Leaving Hollywood behind.
Of course, a lot of what happened had to hurt. It always hurt to understand that someone you had called a friend, cared for and worked with, could be willing to kill.
He hoped that she truly was in love with the offer that Adam had given her. He was sure that she would adore the group of women opening Adam’s theater—they were wonderful.
He truly hoped that she was in love with him.
“What are you thinking?” he asked her softly.
“I was thinking about Bridget—driving to Virginia with Madison and Sean. And George.”
“You didn’t want him in cargo. And Bridget was due a vacation. And Madison was happy to spend a
few more days in Hollywood, seeing old friends and learning new things.”
“Yes, I agree.
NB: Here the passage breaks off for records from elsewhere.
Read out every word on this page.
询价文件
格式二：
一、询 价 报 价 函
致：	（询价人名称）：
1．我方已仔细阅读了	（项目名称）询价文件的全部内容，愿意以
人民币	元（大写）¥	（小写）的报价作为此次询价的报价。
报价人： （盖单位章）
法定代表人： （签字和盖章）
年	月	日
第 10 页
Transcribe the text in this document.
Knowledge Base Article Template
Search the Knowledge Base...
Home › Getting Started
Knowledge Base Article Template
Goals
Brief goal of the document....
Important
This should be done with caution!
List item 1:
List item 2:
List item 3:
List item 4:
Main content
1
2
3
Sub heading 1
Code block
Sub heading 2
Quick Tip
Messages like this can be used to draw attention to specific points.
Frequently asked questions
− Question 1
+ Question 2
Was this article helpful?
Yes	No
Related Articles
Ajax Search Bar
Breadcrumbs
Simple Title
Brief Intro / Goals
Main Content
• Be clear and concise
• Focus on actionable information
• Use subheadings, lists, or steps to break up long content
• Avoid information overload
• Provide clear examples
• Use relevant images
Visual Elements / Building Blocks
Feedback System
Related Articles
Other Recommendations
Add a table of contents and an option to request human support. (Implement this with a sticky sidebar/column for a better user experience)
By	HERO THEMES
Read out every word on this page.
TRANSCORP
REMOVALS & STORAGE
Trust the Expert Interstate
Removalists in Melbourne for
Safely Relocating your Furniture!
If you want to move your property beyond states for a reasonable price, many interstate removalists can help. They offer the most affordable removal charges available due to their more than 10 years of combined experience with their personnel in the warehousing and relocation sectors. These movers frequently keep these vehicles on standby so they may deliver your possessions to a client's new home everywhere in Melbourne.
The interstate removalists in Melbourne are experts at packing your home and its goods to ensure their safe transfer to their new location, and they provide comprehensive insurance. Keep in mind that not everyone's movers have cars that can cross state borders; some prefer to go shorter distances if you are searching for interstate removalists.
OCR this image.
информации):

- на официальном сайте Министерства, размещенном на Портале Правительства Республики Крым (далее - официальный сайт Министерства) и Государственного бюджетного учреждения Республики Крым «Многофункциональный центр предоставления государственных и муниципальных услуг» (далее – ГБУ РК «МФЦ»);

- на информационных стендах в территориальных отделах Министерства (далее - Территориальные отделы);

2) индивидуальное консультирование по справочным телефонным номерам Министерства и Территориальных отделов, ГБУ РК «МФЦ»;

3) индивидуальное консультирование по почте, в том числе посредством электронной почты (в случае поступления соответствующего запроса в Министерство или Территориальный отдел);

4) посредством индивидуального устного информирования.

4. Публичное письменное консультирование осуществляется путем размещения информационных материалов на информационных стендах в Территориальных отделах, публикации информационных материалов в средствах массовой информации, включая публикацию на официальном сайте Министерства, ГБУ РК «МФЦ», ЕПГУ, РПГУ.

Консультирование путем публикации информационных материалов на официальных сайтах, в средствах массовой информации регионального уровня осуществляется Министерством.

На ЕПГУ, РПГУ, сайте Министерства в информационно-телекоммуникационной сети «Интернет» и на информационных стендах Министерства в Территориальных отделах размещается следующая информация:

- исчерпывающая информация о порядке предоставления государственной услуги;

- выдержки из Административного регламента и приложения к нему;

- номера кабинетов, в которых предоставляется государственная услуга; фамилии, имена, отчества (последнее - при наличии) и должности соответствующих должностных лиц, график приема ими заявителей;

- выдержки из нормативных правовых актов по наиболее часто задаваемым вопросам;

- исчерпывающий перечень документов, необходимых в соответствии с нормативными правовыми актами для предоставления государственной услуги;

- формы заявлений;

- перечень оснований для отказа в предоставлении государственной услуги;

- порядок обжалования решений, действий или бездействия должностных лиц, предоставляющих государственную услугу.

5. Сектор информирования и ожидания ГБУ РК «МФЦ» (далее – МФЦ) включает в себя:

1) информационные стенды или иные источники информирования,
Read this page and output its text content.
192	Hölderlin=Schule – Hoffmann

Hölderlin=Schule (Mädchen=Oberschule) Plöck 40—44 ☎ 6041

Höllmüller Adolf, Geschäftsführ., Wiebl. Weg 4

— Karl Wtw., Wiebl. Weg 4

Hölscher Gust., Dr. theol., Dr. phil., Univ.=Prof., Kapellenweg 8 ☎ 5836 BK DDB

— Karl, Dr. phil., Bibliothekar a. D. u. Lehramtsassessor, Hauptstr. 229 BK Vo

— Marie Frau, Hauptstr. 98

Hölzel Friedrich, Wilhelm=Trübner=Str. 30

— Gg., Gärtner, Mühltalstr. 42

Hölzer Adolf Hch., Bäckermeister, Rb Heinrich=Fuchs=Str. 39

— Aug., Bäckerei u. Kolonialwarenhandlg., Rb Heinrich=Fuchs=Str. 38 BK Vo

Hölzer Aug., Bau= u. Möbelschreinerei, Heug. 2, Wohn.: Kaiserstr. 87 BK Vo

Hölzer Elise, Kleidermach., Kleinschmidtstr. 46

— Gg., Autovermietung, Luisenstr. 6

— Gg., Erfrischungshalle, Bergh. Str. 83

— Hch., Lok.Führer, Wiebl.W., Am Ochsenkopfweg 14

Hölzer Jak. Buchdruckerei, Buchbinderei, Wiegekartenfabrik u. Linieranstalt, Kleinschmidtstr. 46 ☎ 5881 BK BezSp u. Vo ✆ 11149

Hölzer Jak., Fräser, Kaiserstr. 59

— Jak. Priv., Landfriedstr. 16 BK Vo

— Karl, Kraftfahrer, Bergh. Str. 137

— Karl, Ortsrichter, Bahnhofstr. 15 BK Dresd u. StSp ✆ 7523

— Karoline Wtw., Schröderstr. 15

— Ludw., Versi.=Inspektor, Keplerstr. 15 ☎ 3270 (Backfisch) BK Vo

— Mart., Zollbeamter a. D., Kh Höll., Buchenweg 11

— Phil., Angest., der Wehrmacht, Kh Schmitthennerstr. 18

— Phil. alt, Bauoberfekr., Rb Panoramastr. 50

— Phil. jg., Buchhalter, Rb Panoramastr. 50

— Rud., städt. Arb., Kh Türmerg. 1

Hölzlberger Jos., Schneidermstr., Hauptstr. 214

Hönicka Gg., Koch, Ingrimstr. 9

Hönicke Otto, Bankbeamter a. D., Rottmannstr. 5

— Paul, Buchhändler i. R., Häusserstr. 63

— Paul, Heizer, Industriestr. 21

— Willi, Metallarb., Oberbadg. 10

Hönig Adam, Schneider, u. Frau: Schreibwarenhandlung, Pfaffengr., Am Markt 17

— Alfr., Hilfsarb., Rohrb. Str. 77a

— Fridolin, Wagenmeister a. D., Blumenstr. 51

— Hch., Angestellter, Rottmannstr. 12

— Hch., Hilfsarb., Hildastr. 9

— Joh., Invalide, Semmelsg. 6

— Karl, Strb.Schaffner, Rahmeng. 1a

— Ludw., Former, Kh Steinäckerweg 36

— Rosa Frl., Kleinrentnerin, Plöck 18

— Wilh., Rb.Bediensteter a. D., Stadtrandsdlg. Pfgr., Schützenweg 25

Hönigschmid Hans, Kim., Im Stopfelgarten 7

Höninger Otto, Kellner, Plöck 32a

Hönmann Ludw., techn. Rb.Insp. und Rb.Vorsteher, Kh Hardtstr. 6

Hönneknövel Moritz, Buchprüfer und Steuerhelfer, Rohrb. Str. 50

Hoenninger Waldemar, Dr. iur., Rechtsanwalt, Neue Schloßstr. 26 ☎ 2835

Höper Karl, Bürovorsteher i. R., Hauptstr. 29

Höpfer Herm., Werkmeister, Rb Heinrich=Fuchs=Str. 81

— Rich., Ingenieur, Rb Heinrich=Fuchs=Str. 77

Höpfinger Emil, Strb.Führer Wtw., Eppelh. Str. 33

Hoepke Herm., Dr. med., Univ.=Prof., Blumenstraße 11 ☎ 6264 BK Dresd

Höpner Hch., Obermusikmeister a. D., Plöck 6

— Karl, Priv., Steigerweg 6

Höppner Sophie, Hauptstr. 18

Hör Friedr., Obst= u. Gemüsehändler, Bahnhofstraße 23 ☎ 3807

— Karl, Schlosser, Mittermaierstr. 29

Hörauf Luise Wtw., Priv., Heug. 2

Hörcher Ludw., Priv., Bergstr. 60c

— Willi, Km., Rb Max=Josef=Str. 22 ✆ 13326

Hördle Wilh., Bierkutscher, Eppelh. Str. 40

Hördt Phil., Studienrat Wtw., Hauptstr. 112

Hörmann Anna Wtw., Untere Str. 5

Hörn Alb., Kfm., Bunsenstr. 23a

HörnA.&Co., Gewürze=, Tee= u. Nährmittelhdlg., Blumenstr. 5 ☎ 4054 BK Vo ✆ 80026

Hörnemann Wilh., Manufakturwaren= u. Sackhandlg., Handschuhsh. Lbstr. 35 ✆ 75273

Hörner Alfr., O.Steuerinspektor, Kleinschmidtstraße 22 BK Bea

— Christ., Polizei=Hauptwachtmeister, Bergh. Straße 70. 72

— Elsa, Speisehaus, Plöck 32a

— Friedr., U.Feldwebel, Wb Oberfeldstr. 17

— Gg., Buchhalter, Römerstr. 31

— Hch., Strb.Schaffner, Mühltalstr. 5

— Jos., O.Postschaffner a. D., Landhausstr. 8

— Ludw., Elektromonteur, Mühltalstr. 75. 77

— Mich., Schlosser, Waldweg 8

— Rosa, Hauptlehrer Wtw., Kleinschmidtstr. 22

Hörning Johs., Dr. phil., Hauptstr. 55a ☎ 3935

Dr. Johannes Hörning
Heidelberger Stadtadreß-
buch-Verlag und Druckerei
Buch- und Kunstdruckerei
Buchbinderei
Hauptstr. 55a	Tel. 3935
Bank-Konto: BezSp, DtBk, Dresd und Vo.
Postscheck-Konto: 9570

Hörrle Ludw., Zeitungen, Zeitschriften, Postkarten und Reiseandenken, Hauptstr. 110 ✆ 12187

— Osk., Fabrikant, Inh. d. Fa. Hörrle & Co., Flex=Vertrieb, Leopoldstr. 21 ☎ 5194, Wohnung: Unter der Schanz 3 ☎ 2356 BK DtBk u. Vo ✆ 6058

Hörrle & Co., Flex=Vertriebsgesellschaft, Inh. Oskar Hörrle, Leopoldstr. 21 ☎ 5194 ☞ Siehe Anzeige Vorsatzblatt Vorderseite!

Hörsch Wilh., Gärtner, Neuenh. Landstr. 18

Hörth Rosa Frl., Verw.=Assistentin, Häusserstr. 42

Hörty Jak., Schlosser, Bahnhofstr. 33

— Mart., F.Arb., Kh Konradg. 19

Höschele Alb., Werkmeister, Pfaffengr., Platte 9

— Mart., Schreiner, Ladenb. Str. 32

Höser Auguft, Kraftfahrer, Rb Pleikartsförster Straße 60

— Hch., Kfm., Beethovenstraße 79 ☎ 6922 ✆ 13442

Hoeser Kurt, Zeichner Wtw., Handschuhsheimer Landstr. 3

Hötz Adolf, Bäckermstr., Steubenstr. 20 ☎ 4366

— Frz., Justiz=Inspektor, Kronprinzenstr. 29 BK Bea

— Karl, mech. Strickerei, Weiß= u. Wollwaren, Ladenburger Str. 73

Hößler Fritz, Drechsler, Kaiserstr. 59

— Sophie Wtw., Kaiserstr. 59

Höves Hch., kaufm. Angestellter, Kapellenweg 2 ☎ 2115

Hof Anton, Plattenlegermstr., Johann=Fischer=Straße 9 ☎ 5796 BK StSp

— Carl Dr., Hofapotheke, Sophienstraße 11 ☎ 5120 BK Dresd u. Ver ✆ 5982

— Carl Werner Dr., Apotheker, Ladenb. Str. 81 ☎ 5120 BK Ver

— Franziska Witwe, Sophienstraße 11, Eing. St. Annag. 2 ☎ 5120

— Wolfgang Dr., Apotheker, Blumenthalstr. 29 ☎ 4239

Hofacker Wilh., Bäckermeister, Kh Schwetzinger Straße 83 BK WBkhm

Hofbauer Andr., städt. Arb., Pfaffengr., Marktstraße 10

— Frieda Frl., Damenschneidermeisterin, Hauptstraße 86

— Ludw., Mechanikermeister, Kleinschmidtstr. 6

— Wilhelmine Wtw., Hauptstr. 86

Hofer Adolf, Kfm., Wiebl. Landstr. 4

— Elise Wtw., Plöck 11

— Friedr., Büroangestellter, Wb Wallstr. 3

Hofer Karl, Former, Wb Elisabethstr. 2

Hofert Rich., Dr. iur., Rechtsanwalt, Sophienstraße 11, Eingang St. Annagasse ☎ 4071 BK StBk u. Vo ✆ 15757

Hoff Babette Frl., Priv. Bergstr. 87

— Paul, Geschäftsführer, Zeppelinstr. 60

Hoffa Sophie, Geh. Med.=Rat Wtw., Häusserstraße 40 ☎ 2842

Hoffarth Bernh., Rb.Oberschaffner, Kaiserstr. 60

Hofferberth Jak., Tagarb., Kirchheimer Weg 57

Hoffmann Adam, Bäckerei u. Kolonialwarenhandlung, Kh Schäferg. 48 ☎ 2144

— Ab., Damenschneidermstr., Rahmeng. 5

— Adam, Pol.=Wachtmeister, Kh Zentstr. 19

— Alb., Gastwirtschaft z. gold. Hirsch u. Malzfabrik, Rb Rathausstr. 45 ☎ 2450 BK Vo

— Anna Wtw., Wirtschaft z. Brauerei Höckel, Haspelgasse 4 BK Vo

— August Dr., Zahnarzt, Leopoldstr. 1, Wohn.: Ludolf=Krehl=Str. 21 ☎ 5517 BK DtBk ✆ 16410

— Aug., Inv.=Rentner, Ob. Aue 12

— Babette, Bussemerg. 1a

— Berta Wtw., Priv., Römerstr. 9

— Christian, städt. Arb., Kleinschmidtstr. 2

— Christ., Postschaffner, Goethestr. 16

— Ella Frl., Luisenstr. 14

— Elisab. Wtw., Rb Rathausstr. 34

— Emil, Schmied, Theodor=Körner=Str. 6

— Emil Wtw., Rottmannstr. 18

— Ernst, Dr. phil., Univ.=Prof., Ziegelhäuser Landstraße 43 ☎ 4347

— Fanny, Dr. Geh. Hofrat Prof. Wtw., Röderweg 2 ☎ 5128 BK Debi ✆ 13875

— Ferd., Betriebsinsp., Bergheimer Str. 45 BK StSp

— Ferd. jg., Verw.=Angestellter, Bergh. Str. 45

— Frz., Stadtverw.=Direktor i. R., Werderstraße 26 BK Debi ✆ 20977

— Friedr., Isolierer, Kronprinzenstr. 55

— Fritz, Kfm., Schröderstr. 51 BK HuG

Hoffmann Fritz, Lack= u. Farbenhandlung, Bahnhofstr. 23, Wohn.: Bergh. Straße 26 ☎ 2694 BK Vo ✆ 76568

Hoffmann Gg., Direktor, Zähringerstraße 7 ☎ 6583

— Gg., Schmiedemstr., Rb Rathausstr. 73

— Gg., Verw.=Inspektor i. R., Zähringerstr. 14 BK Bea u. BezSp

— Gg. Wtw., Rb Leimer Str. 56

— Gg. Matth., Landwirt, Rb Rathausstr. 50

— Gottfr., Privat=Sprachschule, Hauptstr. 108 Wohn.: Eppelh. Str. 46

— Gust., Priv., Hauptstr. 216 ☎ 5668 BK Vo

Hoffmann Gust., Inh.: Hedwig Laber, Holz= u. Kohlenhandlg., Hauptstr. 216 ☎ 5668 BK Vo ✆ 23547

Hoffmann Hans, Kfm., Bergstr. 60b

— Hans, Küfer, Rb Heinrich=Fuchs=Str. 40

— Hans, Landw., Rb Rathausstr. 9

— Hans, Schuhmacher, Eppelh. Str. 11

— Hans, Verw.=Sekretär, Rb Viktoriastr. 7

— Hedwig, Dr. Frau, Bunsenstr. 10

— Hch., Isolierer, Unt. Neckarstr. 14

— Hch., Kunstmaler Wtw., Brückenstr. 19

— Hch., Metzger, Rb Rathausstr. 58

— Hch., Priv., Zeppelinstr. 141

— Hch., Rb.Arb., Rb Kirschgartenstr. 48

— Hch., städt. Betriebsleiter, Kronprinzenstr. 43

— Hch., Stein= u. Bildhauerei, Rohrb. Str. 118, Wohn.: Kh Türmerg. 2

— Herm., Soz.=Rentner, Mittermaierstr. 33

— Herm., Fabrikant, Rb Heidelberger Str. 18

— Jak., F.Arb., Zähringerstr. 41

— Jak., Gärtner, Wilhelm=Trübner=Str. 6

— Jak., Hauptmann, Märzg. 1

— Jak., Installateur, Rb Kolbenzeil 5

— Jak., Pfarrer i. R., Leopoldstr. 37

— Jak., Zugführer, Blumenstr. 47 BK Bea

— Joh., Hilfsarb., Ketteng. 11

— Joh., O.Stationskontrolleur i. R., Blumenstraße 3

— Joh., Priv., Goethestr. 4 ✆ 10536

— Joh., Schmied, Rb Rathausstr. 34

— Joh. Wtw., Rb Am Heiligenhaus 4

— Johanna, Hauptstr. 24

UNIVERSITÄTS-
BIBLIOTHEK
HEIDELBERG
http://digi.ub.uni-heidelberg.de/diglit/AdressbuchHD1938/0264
So, anyway... I’m a little nervous. About meeting your parents,” she said.
He laughed. “And your folks are coming to see you and meet me in less than a week. And,” he added, “they’re alive.”
She grinned at that. “I wonder which is going to be more nerve-racking. The living—or the dead.”
She was casual now; she had accepted her strange abilities.
“Of course,” she said. “This is madness. Completely. We’ve known each other just a few weeks altogether now. And yet...”
“Yet I know I want to spend my life with you,” he told her. He pulled away slightly. “I don’t think you appreciate yourself enough, Marnie. I’m afraid that...maybe you’ll want the limelight again.”
She was thoughtful. “I was lucky. I had a big break when I was very young. I enjoyed Dark Harbor. I never imagined... I will go back out and do that one show. But after that... Bryan, I knew what I wanted before I met you. I didn’t know that I wanted you, but I wanted my theater. I think that living in Northern Virginia is going to be fine. I think this theater is going to be wonderful. I’m ready...really, truly, ready. And you... Are you ready for the Krewe?”
“You’ll meet my parents, and you’ll meet Bruce and Brodie, both of whom are disturbed that they weren’t around to come out and help. They both know Adam and Jackson. I have a feeling that the Krewe of Hunters will wind up using three brothers.”
It was a long flight. There was time to talk. Bryan told her about the cabin they’d had all their lives, and he talked about the things he loved in Northern Virginia and DC.
“The Smithsonian,” she said, her voice happy. “The monuments. So many museums. Ford’s Theatre! I have been to the area, you know. I will love it. Except...do you hunt?” she asked worriedly.
He shook his head. “Fish now and then,” he told her. “I do love camping with a great camera for whatever wonders one comes across.”
“We can do that!”
When the plane landed, an airline’s escort was there to make sure that Marnie made it easily from the plane and down to the baggage claim area. Having some star power still had its perks.
Bruce and Brodie were waiting by the baggage carousels as prearranged. The brothers were waving, curious to meet Marnie.